Ketika ditugaskan di Pulau Lubang, Filipina, Hiroo Onoda masih berusia 22 tahun dan mendapat jabatan sebagai perwira intelijen. Tugas utamanya adalah untuk terus mengganggu dan menyabotasi upaya musuh, serta tidak pernah menyerah pada musuh.
Setelah diserang habis-habisan oleh Sekutu pada Februari 1945, Hiroo Onoda dan beberapa prajurit berhasil meloloskan diri dan menolak untuk menyerah dan mati.
Walaupun Jepang sudah menyerah dan balik ke negaranya, Hiroo Onoda dan beberapa pasukannya tetap memilih untuk melakukan gerilya dan siap mati demi negara.
Sempat beberapa kali berjuang melawan, pasukan Hiroo Onoda lalu berkurang hingga akhirnya hanya ada dirinya di Pulau Lubang tersebut.
Bertahun-tahun dianggap sebagai legenda tanpa ada yang tahu nasibnya, akhirnya pada 1974, seorang petualang bernama Norio Suzuki mencoba mencari Hiroo Onoda di Pulau Lubang.
Keduanya lalu bertemu.

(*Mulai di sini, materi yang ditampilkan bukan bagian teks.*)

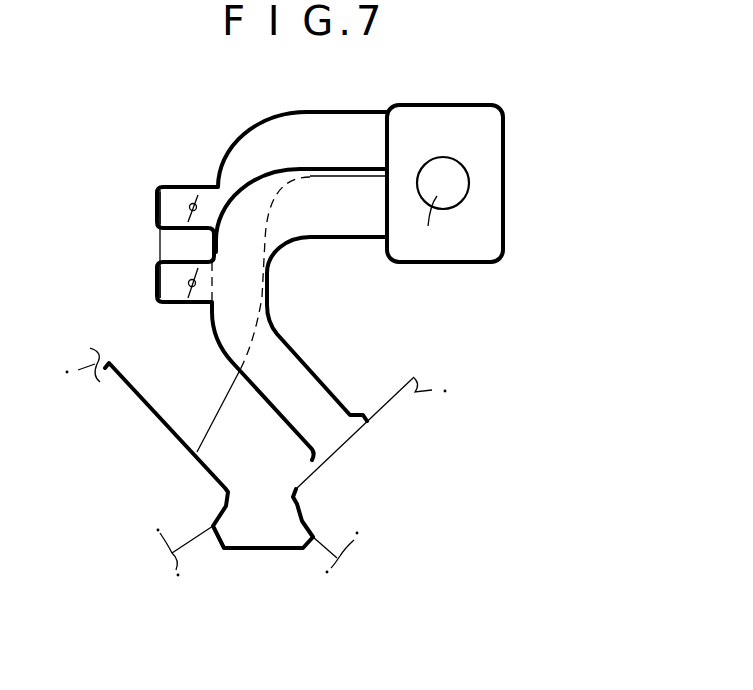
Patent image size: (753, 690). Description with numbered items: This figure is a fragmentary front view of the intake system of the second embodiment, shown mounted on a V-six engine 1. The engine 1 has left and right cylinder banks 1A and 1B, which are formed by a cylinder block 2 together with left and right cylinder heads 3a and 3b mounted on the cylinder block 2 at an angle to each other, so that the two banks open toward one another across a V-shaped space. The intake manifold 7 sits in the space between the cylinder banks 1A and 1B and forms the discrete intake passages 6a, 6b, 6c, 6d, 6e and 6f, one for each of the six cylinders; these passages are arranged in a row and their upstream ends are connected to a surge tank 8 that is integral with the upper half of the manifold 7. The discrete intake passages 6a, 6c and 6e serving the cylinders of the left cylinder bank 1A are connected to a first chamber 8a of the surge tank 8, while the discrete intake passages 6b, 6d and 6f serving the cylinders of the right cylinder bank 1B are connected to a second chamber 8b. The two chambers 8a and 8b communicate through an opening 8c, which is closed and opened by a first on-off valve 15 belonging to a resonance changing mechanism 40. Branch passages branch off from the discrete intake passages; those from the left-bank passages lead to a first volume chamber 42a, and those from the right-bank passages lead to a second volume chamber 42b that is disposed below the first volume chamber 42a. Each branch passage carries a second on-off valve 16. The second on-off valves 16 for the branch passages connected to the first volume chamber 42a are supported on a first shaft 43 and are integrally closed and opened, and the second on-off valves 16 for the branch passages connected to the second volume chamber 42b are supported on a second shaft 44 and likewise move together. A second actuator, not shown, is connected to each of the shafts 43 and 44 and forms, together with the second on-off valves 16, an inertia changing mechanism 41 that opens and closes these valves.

The V-6 engine 1 is at (118, 558).
The left cylinder bank 1A is at (120, 470).
The right cylinder bank 1B is at (410, 488).
The cylinder block 2 is at (264, 546).
The left cylinder head 3a is at (80, 358).
The right cylinder head 3b is at (418, 382).
The discrete intake passage 6a is at (254, 422).
The discrete intake passage 6b is at (346, 329).
The discrete intake passage 6c is at (254, 422).
The discrete intake passage 6d is at (346, 329).
The discrete intake passage 6e is at (200, 414).
The discrete intake passage 6f is at (302, 377).
The intake manifold 7 is at (314, 252).
The surge tank 8 is at (506, 241).
The first chamber 8a is at (491, 205).
The second chamber 8b is at (485, 127).
The opening 8c is at (466, 170).
The first on-off valve 15 is at (425, 223).
The second on-off valves 16 is at (198, 195).
The resonance changing mechanism 40 is at (568, 173).
The inertia changing mechanism 41 is at (136, 170).
The first volume chamber 42a is at (157, 202).
The second volume chamber 42b is at (157, 276).
The first shaft 43 is at (192, 204).
The second shaft 44 is at (190, 286).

Namun, saat diajak untuk kembali ke Jepang, Hiroo Onoda menolak tawaran tersebut. Ia mengaku tidak akan menyerah kecuali mendapat perintah dari atasannya.
Sangat berharap agar Hiroo Onoda akan kembali ke Jepang, Norio Suzuki lalu mencoba menemukan atasan Onoda yang bernama Mayor Yoshimi Taniguchi yang sudah tua dan memilih pensiun.
Mendapatkan surat perintah dari atasan Hiroo Onoda, Norio Suzuki kembali ke Pulau Lubang untuk membawa Onoda pulang.
Tiga hari setelah kedatangan Norio Suzuki, Hiroo Onoda lalu menyerahkan pedangnya pada Presiden Filipina, Ferdinand Marcos sebagai tanda menyerah dan meminta pengampunan dari negara tersebut.
Kembali ke Jepang, Hiroo Onoda disambut bak pahlawan. Pria dengan loyalitas tinggi ini membuktikan diri sebagai prajurit yang setia dengan atasan selama bertempur di Perang Dunia II.